В народе с самого дня триумфа враги Цицерона утверждали мнение, что он, этот триумф, принес Риму не славу, а стыд, потому что это первый пример в истории празднования победы римлян над римлянами. Жестокие тираны Марий и Сулла, побеждая один другого, врывались в города, но не праздновали своих побед, не венчались лаврами в триумфальных колесницах. Красс не получил триумфа за победу над полчищами восставших рабов Спартака, а Помпей не торжествовал, победив легионы Сертория – испанского бунтовщика. Никому, нашептывали враги Цицерона, не было пощады в Фезулах для того, чтобы в день триумфа не вести за консулами в качестве пленных своих же сограждан.

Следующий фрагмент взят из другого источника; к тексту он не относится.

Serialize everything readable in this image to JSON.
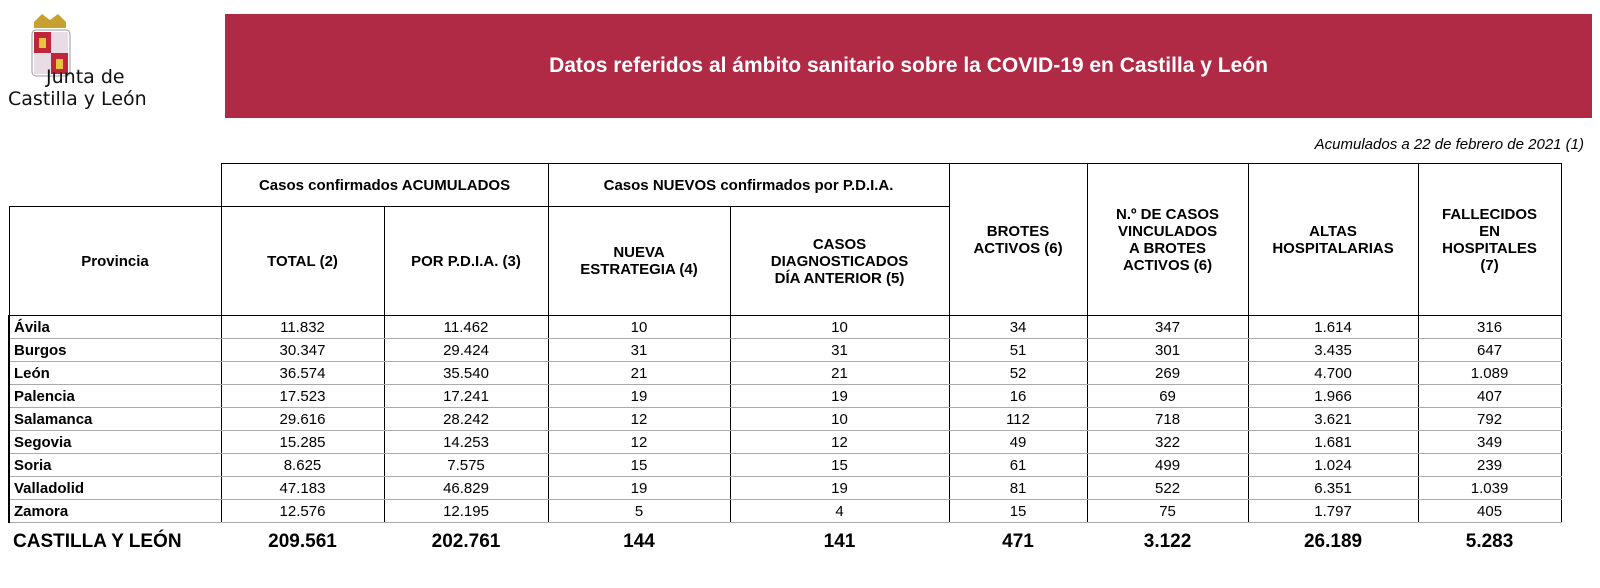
{
  "header": {
    "logo_line1": "Junta de",
    "logo_line2": "Castilla y León",
    "title": "Datos referidos al ámbito sanitario sobre la COVID-19 en Castilla y León",
    "subtitle": "Acumulados a 22 de febrero de 2021 (1)"
  },
  "table": {
    "groups": [
      "Casos confirmados ACUMULADOS",
      "Casos NUEVOS confirmados por P.D.I.A."
    ],
    "columns": [
      "Provincia",
      "TOTAL (2)",
      "POR P.D.I.A. (3)",
      "NUEVA\nESTRATEGIA (4)",
      "CASOS\nDIAGNOSTICADOS\nDÍA ANTERIOR (5)",
      "BROTES\nACTIVOS (6)",
      "N.º DE CASOS\nVINCULADOS\nA BROTES\nACTIVOS (6)",
      "ALTAS\nHOSPITALARIAS",
      "FALLECIDOS\nEN\nHOSPITALES\n(7)"
    ],
    "rows": [
      [
        "Ávila",
        "11.832",
        "11.462",
        "10",
        "10",
        "34",
        "347",
        "1.614",
        "316"
      ],
      [
        "Burgos",
        "30.347",
        "29.424",
        "31",
        "31",
        "51",
        "301",
        "3.435",
        "647"
      ],
      [
        "León",
        "36.574",
        "35.540",
        "21",
        "21",
        "52",
        "269",
        "4.700",
        "1.089"
      ],
      [
        "Palencia",
        "17.523",
        "17.241",
        "19",
        "19",
        "16",
        "69",
        "1.966",
        "407"
      ],
      [
        "Salamanca",
        "29.616",
        "28.242",
        "12",
        "10",
        "112",
        "718",
        "3.621",
        "792"
      ],
      [
        "Segovia",
        "15.285",
        "14.253",
        "12",
        "12",
        "49",
        "322",
        "1.681",
        "349"
      ],
      [
        "Soria",
        "8.625",
        "7.575",
        "15",
        "15",
        "61",
        "499",
        "1.024",
        "239"
      ],
      [
        "Valladolid",
        "47.183",
        "46.829",
        "19",
        "19",
        "81",
        "522",
        "6.351",
        "1.039"
      ],
      [
        "Zamora",
        "12.576",
        "12.195",
        "5",
        "4",
        "15",
        "75",
        "1.797",
        "405"
      ]
    ],
    "total": [
      "CASTILLA Y LEÓN",
      "209.561",
      "202.761",
      "144",
      "141",
      "471",
      "3.122",
      "26.189",
      "5.283"
    ]
  }
}
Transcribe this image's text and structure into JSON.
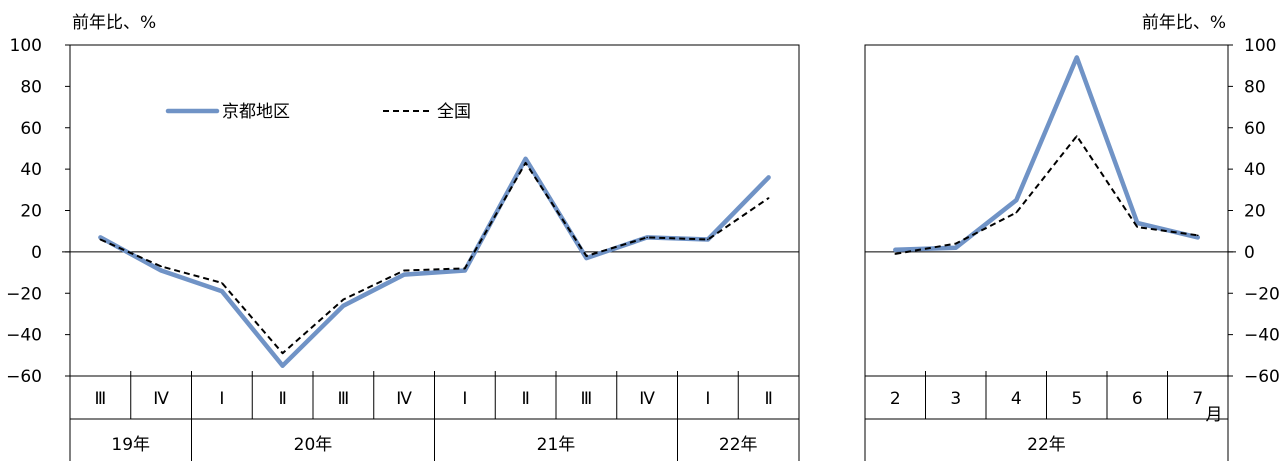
{
  "chart_data": [
    {
      "type": "line",
      "ylabel": "前年比、%",
      "ylim": [
        -60,
        100
      ],
      "yticks": [
        "100",
        "80",
        "60",
        "40",
        "20",
        "0",
        "−20",
        "−40",
        "−60"
      ],
      "categories": [
        "Ⅲ",
        "Ⅳ",
        "Ⅰ",
        "Ⅱ",
        "Ⅲ",
        "Ⅳ",
        "Ⅰ",
        "Ⅱ",
        "Ⅲ",
        "Ⅳ",
        "Ⅰ",
        "Ⅱ"
      ],
      "year_groups": [
        {
          "label": "19年",
          "span": 2
        },
        {
          "label": "20年",
          "span": 4
        },
        {
          "label": "21年",
          "span": 4
        },
        {
          "label": "22年",
          "span": 2
        }
      ],
      "legend_position": "top-left",
      "series": [
        {
          "name": "京都地区",
          "color": "#7093C6",
          "style": "solid",
          "values": [
            7,
            -9,
            -19,
            -55,
            -26,
            -11,
            -9,
            45,
            -3,
            7,
            6,
            36
          ]
        },
        {
          "name": "全国",
          "color": "#000000",
          "style": "dashed",
          "values": [
            6,
            -7,
            -15,
            -49,
            -23,
            -9,
            -8,
            43,
            -2,
            7,
            6,
            26
          ]
        }
      ]
    },
    {
      "type": "line",
      "ylabel": "前年比、%",
      "ylim": [
        -60,
        100
      ],
      "yticks": [
        "100",
        "80",
        "60",
        "40",
        "20",
        "0",
        "−20",
        "−40",
        "−60"
      ],
      "categories": [
        "2",
        "3",
        "4",
        "5",
        "6",
        "7"
      ],
      "x_unit": "月",
      "year_groups": [
        {
          "label": "22年",
          "span": 6
        }
      ],
      "series": [
        {
          "name": "京都地区",
          "color": "#7093C6",
          "style": "solid",
          "values": [
            1,
            2,
            25,
            94,
            14,
            7
          ]
        },
        {
          "name": "全国",
          "color": "#000000",
          "style": "dashed",
          "values": [
            -1,
            4,
            19,
            56,
            12,
            8
          ]
        }
      ]
    }
  ]
}
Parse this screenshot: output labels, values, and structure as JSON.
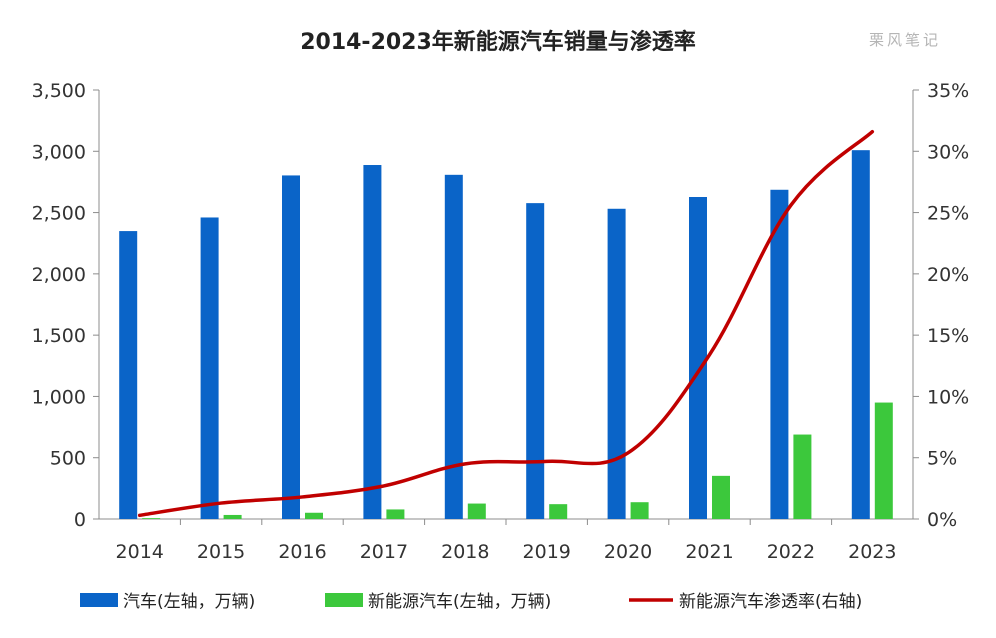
{
  "chart_data": {
    "type": "bar",
    "title": "2014-2023年新能源汽车销量与渗透率",
    "watermark": "栗风笔记",
    "categories": [
      "2014",
      "2015",
      "2016",
      "2017",
      "2018",
      "2019",
      "2020",
      "2021",
      "2022",
      "2023"
    ],
    "series": [
      {
        "name": "汽车(左轴，万辆)",
        "type": "bar",
        "axis": "left",
        "color": "#0a64c8",
        "values": [
          2349,
          2460,
          2803,
          2888,
          2808,
          2577,
          2531,
          2627,
          2686,
          3009
        ]
      },
      {
        "name": "新能源汽车(左轴，万辆)",
        "type": "bar",
        "axis": "left",
        "color": "#3cc83c",
        "values": [
          7,
          33,
          51,
          78,
          126,
          121,
          137,
          352,
          689,
          950
        ]
      },
      {
        "name": "新能源汽车渗透率(右轴)",
        "type": "line",
        "axis": "right",
        "color": "#c00000",
        "values": [
          0.3,
          1.3,
          1.8,
          2.7,
          4.5,
          4.7,
          5.4,
          13.4,
          25.6,
          31.6
        ]
      }
    ],
    "y_left": {
      "min": 0,
      "max": 3500,
      "ticks": [
        "0",
        "500",
        "1,000",
        "1,500",
        "2,000",
        "2,500",
        "3,000",
        "3,500"
      ]
    },
    "y_right": {
      "min": 0,
      "max": 35,
      "unit": "%",
      "ticks": [
        "0%",
        "5%",
        "10%",
        "15%",
        "20%",
        "25%",
        "30%",
        "35%"
      ]
    },
    "grid": false,
    "legend_position": "bottom"
  }
}
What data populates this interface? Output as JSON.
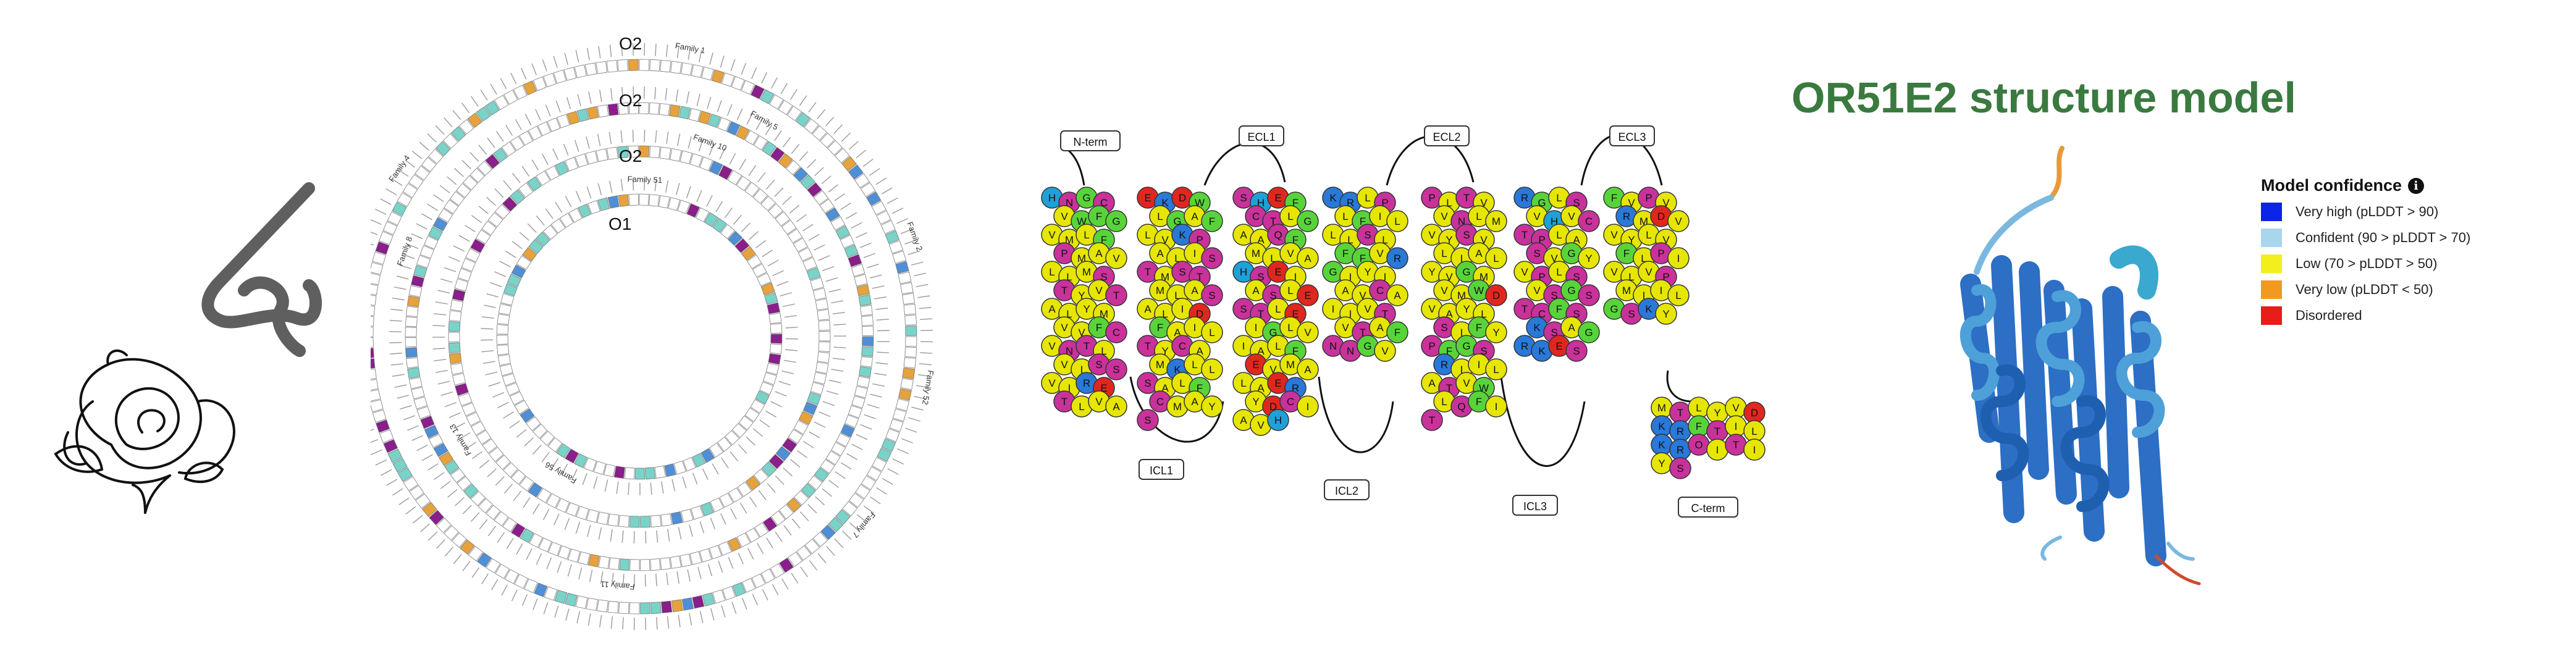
{
  "nose_panel": {
    "icons": [
      "nose-icon",
      "rose-icon"
    ]
  },
  "circos": {
    "ring_labels": [
      "O2",
      "O2",
      "O2",
      "O1"
    ],
    "family_labels": [
      "Family 1",
      "Family 5",
      "Family 10",
      "Family 51",
      "Family 2",
      "Family 52",
      "Family 7",
      "Family 11",
      "Family 13",
      "Family 6",
      "Family 8",
      "Family 4",
      "Family 56"
    ],
    "segment_colors": [
      "#7ad3c9",
      "#8a1e8a",
      "#e6a23c",
      "#4f8fd6",
      "#ffffff"
    ]
  },
  "topology": {
    "terminal_labels": [
      "N-term",
      "C-term"
    ],
    "loop_labels": [
      "ECL1",
      "ECL2",
      "ECL3",
      "ICL1",
      "ICL2",
      "ICL3"
    ],
    "helices": [
      [
        "H",
        "N",
        "G",
        "C",
        "V",
        "W",
        "F",
        "G",
        "V",
        "M",
        "L",
        "F",
        "P",
        "M",
        "A",
        "V",
        "L",
        "L",
        "M",
        "S",
        "T",
        "Y",
        "V",
        "T",
        "A",
        "L",
        "Y",
        "M",
        "V",
        "V",
        "F",
        "C",
        "V",
        "N",
        "T",
        "L",
        "V",
        "I",
        "S",
        "S",
        "V",
        "I",
        "R",
        "E",
        "T",
        "L",
        "V",
        "A"
      ],
      [
        "E",
        "K",
        "D",
        "W",
        "L",
        "G",
        "A",
        "F",
        "L",
        "V",
        "K",
        "P",
        "A",
        "L",
        "I",
        "S",
        "T",
        "M",
        "S",
        "T",
        "M",
        "L",
        "A",
        "S",
        "A",
        "L",
        "I",
        "D",
        "F",
        "A",
        "I",
        "L",
        "T",
        "Y",
        "C",
        "A",
        "M",
        "K",
        "L",
        "L",
        "S",
        "A",
        "L",
        "F",
        "C",
        "M",
        "A",
        "Y",
        "S"
      ],
      [
        "S",
        "H",
        "E",
        "F",
        "C",
        "T",
        "L",
        "G",
        "A",
        "A",
        "Q",
        "F",
        "M",
        "L",
        "V",
        "A",
        "H",
        "S",
        "E",
        "I",
        "A",
        "S",
        "L",
        "E",
        "S",
        "T",
        "L",
        "E",
        "I",
        "G",
        "L",
        "V",
        "I",
        "A",
        "L",
        "F",
        "E",
        "V",
        "M",
        "A",
        "L",
        "A",
        "E",
        "R",
        "Y",
        "D",
        "C",
        "I",
        "A",
        "V",
        "H"
      ],
      [
        "K",
        "R",
        "L",
        "P",
        "L",
        "F",
        "I",
        "L",
        "L",
        "L",
        "S",
        "L",
        "F",
        "F",
        "V",
        "R",
        "G",
        "I",
        "Y",
        "I",
        "A",
        "V",
        "C",
        "A",
        "I",
        "I",
        "V",
        "T",
        "V",
        "T",
        "A",
        "F",
        "N",
        "N",
        "G",
        "V"
      ],
      [
        "P",
        "L",
        "T",
        "V",
        "V",
        "N",
        "L",
        "M",
        "V",
        "Y",
        "S",
        "V",
        "L",
        "I",
        "A",
        "L",
        "Y",
        "V",
        "G",
        "M",
        "V",
        "M",
        "W",
        "D",
        "V",
        "A",
        "Y",
        "L",
        "S",
        "I",
        "F",
        "Y",
        "P",
        "F",
        "G",
        "S",
        "R",
        "I",
        "I",
        "L",
        "A",
        "T",
        "V",
        "W",
        "L",
        "Q",
        "F",
        "I",
        "T"
      ],
      [
        "R",
        "G",
        "L",
        "S",
        "V",
        "H",
        "V",
        "C",
        "T",
        "P",
        "L",
        "A",
        "S",
        "V",
        "G",
        "Y",
        "V",
        "P",
        "L",
        "S",
        "V",
        "S",
        "G",
        "S",
        "T",
        "C",
        "F",
        "S",
        "K",
        "S",
        "A",
        "G",
        "R",
        "K",
        "E",
        "S"
      ],
      [
        "F",
        "V",
        "P",
        "V",
        "R",
        "M",
        "D",
        "V",
        "V",
        "Y",
        "L",
        "V",
        "F",
        "L",
        "P",
        "I",
        "V",
        "L",
        "V",
        "P",
        "M",
        "I",
        "I",
        "L",
        "G",
        "S",
        "K",
        "Y"
      ],
      [
        "M",
        "T",
        "L",
        "Y",
        "V",
        "D",
        "K",
        "R",
        "F",
        "T",
        "I",
        "L",
        "K",
        "R",
        "O",
        "I",
        "T",
        "I",
        "Y",
        "S"
      ]
    ]
  },
  "model": {
    "title": "OR51E2 structure model",
    "legend_title": "Model confidence",
    "legend": [
      {
        "label": "Very high (pLDDT > 90)",
        "color": "#0b24e8"
      },
      {
        "label": "Confident (90 > pLDDT > 70)",
        "color": "#a8d6ec"
      },
      {
        "label": "Low (70 > pLDDT > 50)",
        "color": "#f2ef1d"
      },
      {
        "label": "Very low (pLDDT < 50)",
        "color": "#f29a1e"
      },
      {
        "label": "Disordered",
        "color": "#e81c18"
      }
    ]
  }
}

В толпе много было таких, кому до Катилины не было никакого дела. Они отвлеченно соглашались считать его злодеем, хотевшим, но не успевшим организовать что-то дурное – пожары, резню или грабеж, – а по какой причине он это затевал, под каким знаменем сражался, они не понимали и не могли понять, как всегда и везде не понимает таких тонкостей грубая часть простонародья. Идеи Катилины – это роковое его наследство – были недоступны черни.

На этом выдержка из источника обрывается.